Kaleb Roush ’14 thinks “no other class would expose students to such a comprehensive view of what science is.” The biochemistry major helped supervise the FYE class last fall and has also been conducting his own research under Lang and Lostroh. “I particularly like the fusion of physics and biology. Looking at it across disciplines and with the perspective of different professors is more vibrant,” said Roush. He plans to get some more lab experience and then pursue a graduate degree, possibly in microbiology.
Atomic force microscopy (AFM) is a relatively new analytical technique initially used in physics research that CC professors and students are using to study bacteria. In AFM, a small pyramid-shaped probe (the AFM tip) is attached to a diving board-shaped silicon cantilever. The tip is scanned across the sample surface with the cantilever’s up and down movements measured by a laser. These measurements then render an image of the sample’s surface topography. AFM allows researchers to study features on cells at a much higher resolution than is possible with a traditional light microscope. It also provides a true three-dimensional image and the opportunity to analyze live cells, all with comparatively simple sample preparation and machine operation.

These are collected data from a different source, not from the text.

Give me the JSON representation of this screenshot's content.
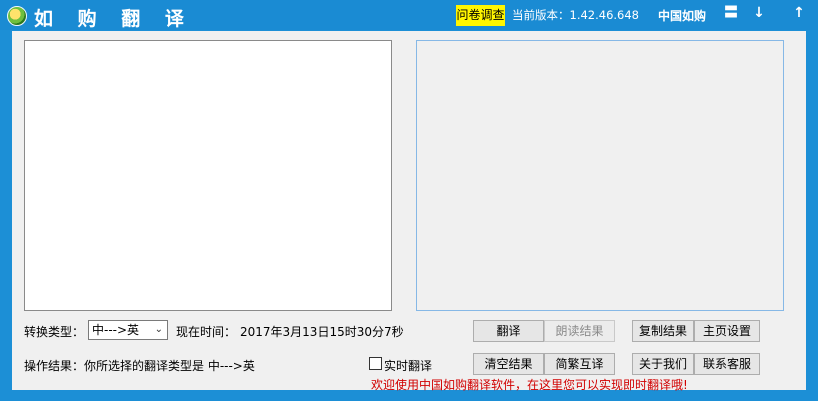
{
  "titlebar": {
    "title": "如 购 翻 译",
    "survey_label": "问卷调查",
    "version_text": "当前版本：1.42.46.648",
    "brand_label": "中国如购",
    "menu_glyph": "〓",
    "minimize_glyph": "↓",
    "pin_glyph": "↑"
  },
  "main": {
    "input_text": "",
    "output_text": "",
    "convert_type_label": "转换类型：",
    "convert_type_value": "中--->英",
    "current_time_label": "现在时间：",
    "current_time_value": "2017年3月13日15时30分7秒",
    "result_label": "操作结果：你所选择的翻译类型是   中--->英",
    "realtime_label": "实时翻译",
    "realtime_checked": false,
    "buttons": {
      "translate": "翻译",
      "read_result": "朗读结果",
      "copy_result": "复制结果",
      "home_settings": "主页设置",
      "clear_result": "清空结果",
      "simp_trad": "简繁互译",
      "about_us": "关于我们",
      "contact_service": "联系客服"
    },
    "welcome_text": "欢迎使用中国如购翻译软件，在这里您可以实现即时翻译哦!"
  },
  "colors": {
    "titlebar": "#1a8bd3",
    "survey_bg": "#fff600",
    "welcome_text": "#d10000"
  }
}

“It’s a big deal that we are involving physics students in a bio project, and vice versa,” Lostroh said, noting that in many settings researchers in such specialties wouldn’t cross paths, and exploring another discipline can initially be intimidating. She finds it “fun to see the culture clash. When I say nucleus, for example, I mean of a cell, but Kristine is talking about the dense central region of an atom.” Lostroh said biophysics is a growing field and this sort of exposure opens students’ eyes to opportunities.
Last summer, Leah Lieber ’14 worked to figure out which genes are involved in natural transformation of Acinetobacter baylii, the bacteria being studied. She presented this work at a student scientific conference in St. Louis, Mo., last fall and it’s the basis of the biology honors thesis she is presenting this spring. She thinks this sort of independent research “makes you more responsible for your own growth.”

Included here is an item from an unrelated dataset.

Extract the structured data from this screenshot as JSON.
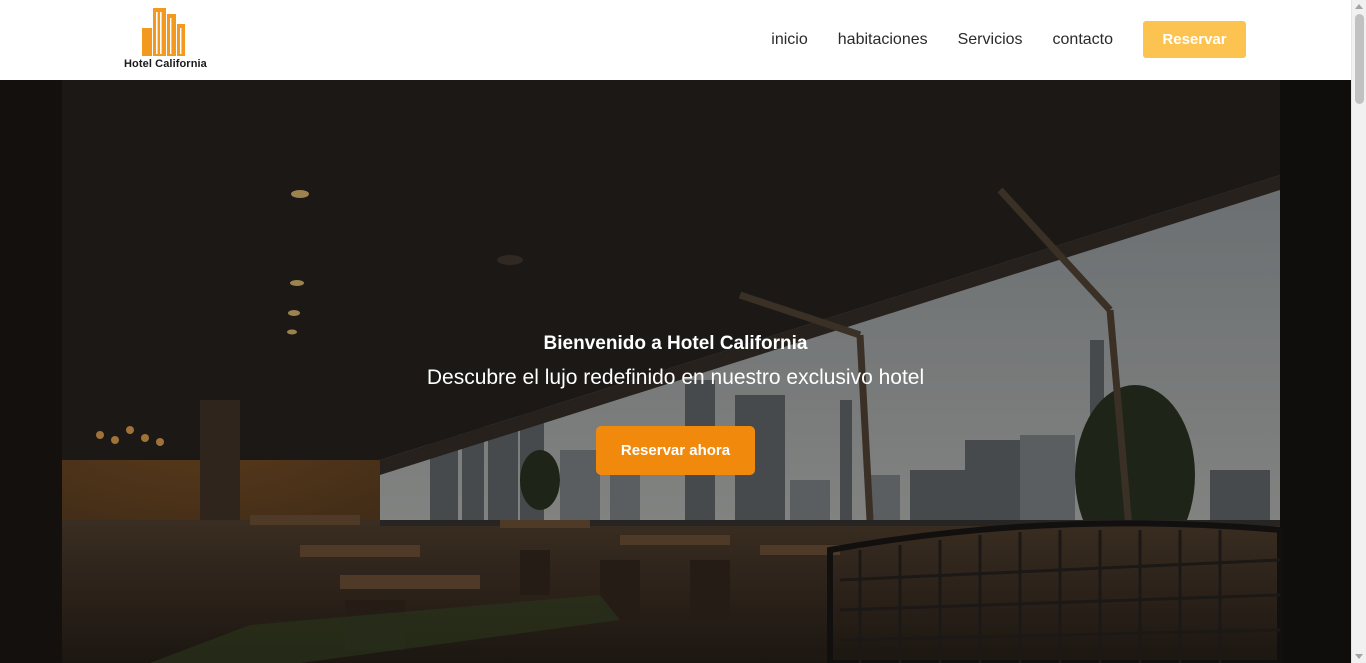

Amber Dornbusch ’11 agrees. “It takes more self-training and you learn you have to ‘stick with it.’” The biology major worked with Lang and Lostroh when she was a senior and then for a year after graduation, eventually contributing to a paper the group published in the September 2013 Canadian Journal of Microbiology.
“The difference over other opportunities I considered is they wanted my input into the design and direction of the experiments, which taught me so much,” said Dornbusch, who is now working on her Ph.D. in immunology at the Mayo Graduate School based in Rochester, Minn. In addition to helping optimize protocols to grow “naturally competent bacteria,” Dornbusch said she enjoyed making science “more accessible to students, taking out the intimidation factor” as a mentor for the FYE class in 2012.
“I think the National Science Foundation likes that we are aware of the need to provide close mentoring for our students, particularly for disadvantaged or first-generation undergraduates,” said Lostroh, noting that she and Lang have developed their class to encourage even those who had never thought of a career in science.
“We want to help each one identify as a scientist. It’s important that we are providing a genuine experience, collecting messy, real data and analyzing it — showing what research is really like. Plus, the difficulty of the class kind of levels the playing field. It creates a culture of collaboration where they work, study, and succeed together,” Lostroh said.
Success for Lang and Lostroh means for the next four years, their research and mentoring can expand. Tess Powers, CC’s director of faculty research support, said the NSF recognition is significant, especially for an undergraduate institution. She said it is the largest such grant to CC for at least the past decade.